This text was copied from Chapter 18 of:
- The World of Zero-Inflated Models. Volume 3: Using GLLVM. Zuur AF and Ieno EN. Exclusively available at: www.highstat.com
First encounter
This blog introduces generalised linear latent variable models (GLLVMs) for analysing multiple response variables within a single model. GLLVM combines the principles of generalised linear models (GLMs) or generalised linear mixed-effects models (GLMMs) with classical multivariate analysis techniques like principal component analysis, factor analysis, and redundancy analysis. The method imposes dependency between the response variables.
Figure 1 illustrates the four key components of a basic GLLVM.
Suppose that we are studying the distribution and interaction of squirrel species across 100 forest patches. In each patch, we record the abundance of five squirrel species: the Eastern Gray Squirrel, the American Red Squirrel, the Fox Squirrel, the Flying Squirrel, and the Ground Squirrel. The resulting \(100 \times 5\)
abundance data matrix is shown in the top left of Figure 1.
At a basic level, we could analyse each species separately using simple GLMs. However, nature is complex. These species do not exist in isolation—they might interact, compete for resources, or respond to shared environmental factors. A more comprehensive approach is the GLLVM, whose components are outlined below (and shown in Figure 1):
-
Unique patch characteristics (random effects): Some forest patches might naturally support more squirrels. Perhaps they offer a perfect mix of resources or are safe havens with fewer predators. This variability between patches can be captured using a random effect, which accounts for unmeasured characteristics specific to each patch that influence squirrel abundance.
-
Species-specific baselines (intercepts): Each species has its own baseline abundance, represented by the intercept in the model. For instance, the nocturnal Flying Squirrel might generally be less abundant.
-
Environmental effects (covariates): Environmental factors like tree density, rainfall, or proximity to roads can influence squirrel abundance. Some species may be more sensitive to these covariates than others, and the model allows for these species-specific responses.
-
Shared variation and correlation (Latent factors): This is the defining feature of GLLVMs. Latent factors represent unmeasured variables that affect multiple species simultaneously and, in doing so, introduce correlations between species. For example, the presence of a predator might lead to reduced coexistence of Gray and Red Squirrels, creating a negative correlation between their abundances. There could be one latent factor, two, or more, depending on the complexity of the data. Each latent factor impacts species differently, capturing subtle interdependencies.

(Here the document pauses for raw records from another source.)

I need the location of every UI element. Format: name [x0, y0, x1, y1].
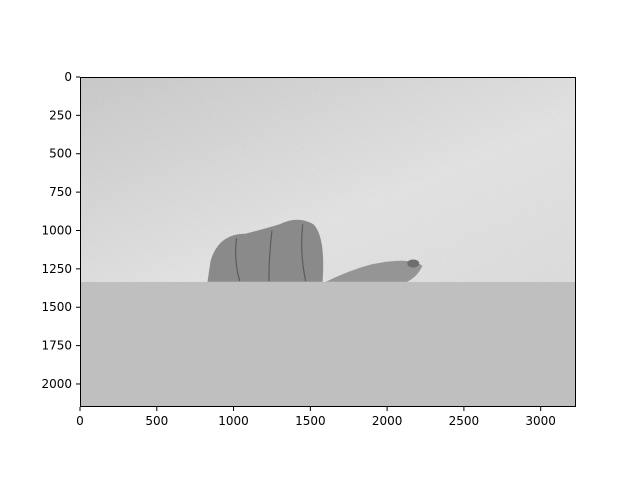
- y-tick-label: 750: [49, 185, 72, 199]
- y-tick-label: 1750: [41, 339, 72, 353]
- y-tick-label: 0: [64, 70, 72, 84]
- x-tick-label: 1500: [295, 414, 326, 428]
- knuckle-crease: [235, 238, 241, 282]
- y-axis: 0 250 500 750 1000 1250 1500 1750 2000: [41, 70, 80, 391]
- x-tick-label: 2500: [449, 414, 480, 428]
- hand-photo-region: [207, 219, 423, 282]
- y-tick-label: 2000: [41, 377, 72, 391]
- photo-wall-texture: [80, 77, 576, 282]
- y-tick-label: 250: [49, 108, 72, 122]
- axes-frame: [80, 77, 576, 407]
- y-tick-label: 1500: [41, 300, 72, 314]
- knuckle-crease: [268, 230, 273, 282]
- knuckle-crease: [301, 224, 307, 282]
- x-tick-label: 500: [145, 414, 168, 428]
- x-tick-label: 3000: [525, 414, 556, 428]
- plot-area: [80, 77, 576, 407]
- photo-wall-region: [80, 77, 576, 282]
- x-tick-label: 1000: [218, 414, 249, 428]
- y-tick-label: 500: [49, 147, 72, 161]
- y-tick-label: 1000: [41, 223, 72, 237]
- fingernail: [407, 259, 420, 268]
- x-axis: 0 500 1000 1500 2000 2500 3000: [76, 407, 556, 428]
- pointing-finger-shape: [325, 260, 423, 282]
- x-tick-label: 2000: [372, 414, 403, 428]
- flat-gray-region: [80, 281, 576, 407]
- x-tick-label: 0: [76, 414, 84, 428]
- y-tick-label: 1250: [41, 262, 72, 276]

Using a GLLVM provides more than just individual species analyses. It offers a holistic view of the squirrel community across the forest patches. The model not only detects covariate effects but also uncovers relationships between species. For instance, Fox Squirrels might thrive in patches where Ground Squirrels are scarce, or Gray and Flying Squirrels might frequently coexist. By applying a GLLVM, we gain insights into not just where squirrels are found, but also why they are there and how they influence each other’s presence.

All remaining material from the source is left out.